Après l’échec de leur tentative d’évasion aux cuisines, Riku et Rénoma repartent à zéro avec comme seul acquis les plans de la prison. Mais rapidement, une piste leur saute aux yeux : les dessous du pénitencier et ses canalisations larges. Au même moment, Kidôin complote pour éliminer ses ennemis, car si Ichirô Tanaka est bien enfermé, ses alliés sont à la recherche de preuves pour incriminer le malveillant préfet de police…

Etant donné l’excellente conclusion de l’arc des cuisines, l’attente fut longue pour découvrir la suite du titre social de Shinobu Seguchi. Et justement, la dimension « sociale » est une fois encore appuyée par une montée en puissance sans précédent dans cet opus.
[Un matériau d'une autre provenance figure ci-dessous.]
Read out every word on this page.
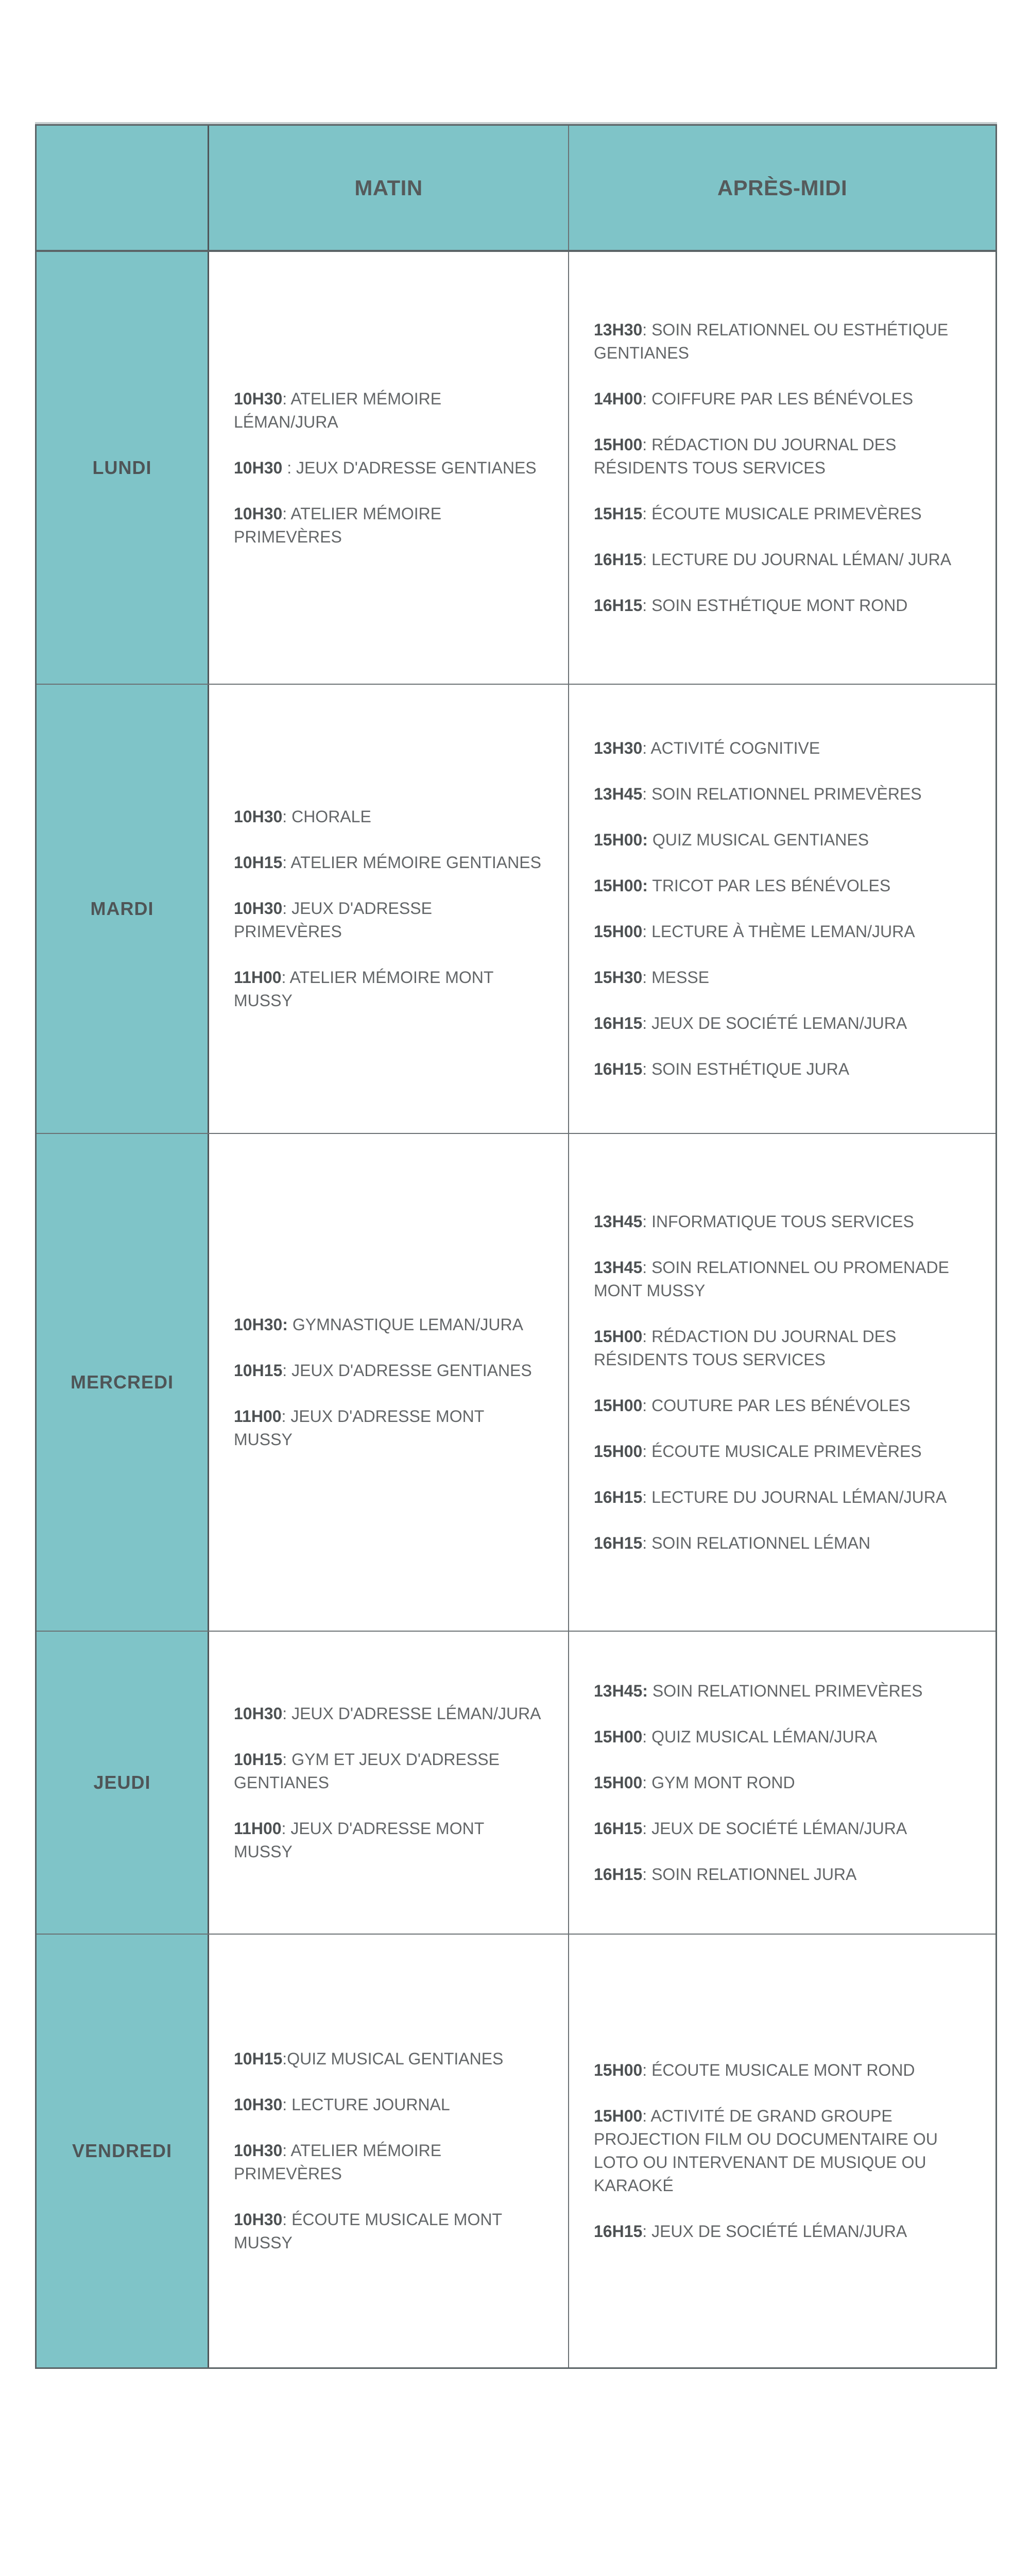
MATIN	APRÈS-MIDI
LUNDI
10H30: ATELIER MÉMOIRE LÉMAN/JURA
10H30 : JEUX D'ADRESSE GENTIANES
10H30: ATELIER MÉMOIRE PRIMEVÈRES
13H30: SOIN RELATIONNEL OU ESTHÉTIQUE GENTIANES
14H00: COIFFURE PAR LES BÉNÉVOLES
15H00: RÉDACTION DU JOURNAL DES RÉSIDENTS TOUS SERVICES
15H15: ÉCOUTE MUSICALE PRIMEVÈRES
16H15: LECTURE DU JOURNAL LÉMAN/ JURA
16H15: SOIN ESTHÉTIQUE MONT ROND
MARDI
10H30: CHORALE
10H15: ATELIER MÉMOIRE GENTIANES
10H30: JEUX D'ADRESSE PRIMEVÈRES
11H00: ATELIER MÉMOIRE MONT MUSSY
13H30: ACTIVITÉ COGNITIVE
13H45: SOIN RELATIONNEL PRIMEVÈRES
15H00: QUIZ MUSICAL GENTIANES
15H00: TRICOT PAR LES BÉNÉVOLES
15H00: LECTURE À THÈME LEMAN/JURA
15H30: MESSE
16H15: JEUX DE SOCIÉTÉ LEMAN/JURA
16H15: SOIN ESTHÉTIQUE JURA
MERCREDI
10H30: GYMNASTIQUE LEMAN/JURA
10H15: JEUX D'ADRESSE GENTIANES
11H00: JEUX D'ADRESSE MONT MUSSY
13H45: INFORMATIQUE TOUS SERVICES
13H45: SOIN RELATIONNEL OU PROMENADE MONT MUSSY
15H00: RÉDACTION DU JOURNAL DES RÉSIDENTS TOUS SERVICES
15H00: COUTURE PAR LES BÉNÉVOLES
15H00: ÉCOUTE MUSICALE PRIMEVÈRES
16H15: LECTURE DU JOURNAL LÉMAN/JURA
16H15: SOIN RELATIONNEL LÉMAN
JEUDI
10H30: JEUX D'ADRESSE LÉMAN/JURA
10H15: GYM ET JEUX D'ADRESSE GENTIANES
11H00: JEUX D'ADRESSE MONT MUSSY
13H45: SOIN RELATIONNEL PRIMEVÈRES
15H00: QUIZ MUSICAL LÉMAN/JURA
15H00: GYM MONT ROND
16H15: JEUX DE SOCIÉTÉ LÉMAN/JURA
16H15: SOIN RELATIONNEL JURA
VENDREDI
10H15:QUIZ MUSICAL GENTIANES
10H30: LECTURE JOURNAL
10H30: ATELIER MÉMOIRE PRIMEVÈRES
10H30: ÉCOUTE MUSICALE MONT MUSSY
15H00: ÉCOUTE MUSICALE MONT ROND
15H00: ACTIVITÉ DE GRAND GROUPE PROJECTION FILM OU DOCUMENTAIRE OU LOTO OU INTERVENANT DE MUSIQUE OU KARAOKÉ
16H15: JEUX DE SOCIÉTÉ LÉMAN/JURA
Le fil directeur du tome est la recherche d’un nouveau moyen d’évasion pour Riku et Rénoma qui doivent mettre leurs nerfs à rude épreuve. Leur plan se construit doucement, mais sûrement, on suit celui-ci avec un certain intérêt en voyant de quelle manière l’auteur compliquera la stratégie d’évasion des héros, pour la rendre plus corsée et passionnante. La nouvelle idée du scénario est un peu plus classique en termes d’évasion de prison, mais il aurait été étonnant que les deux compères  ne pensent pas à cette perspective.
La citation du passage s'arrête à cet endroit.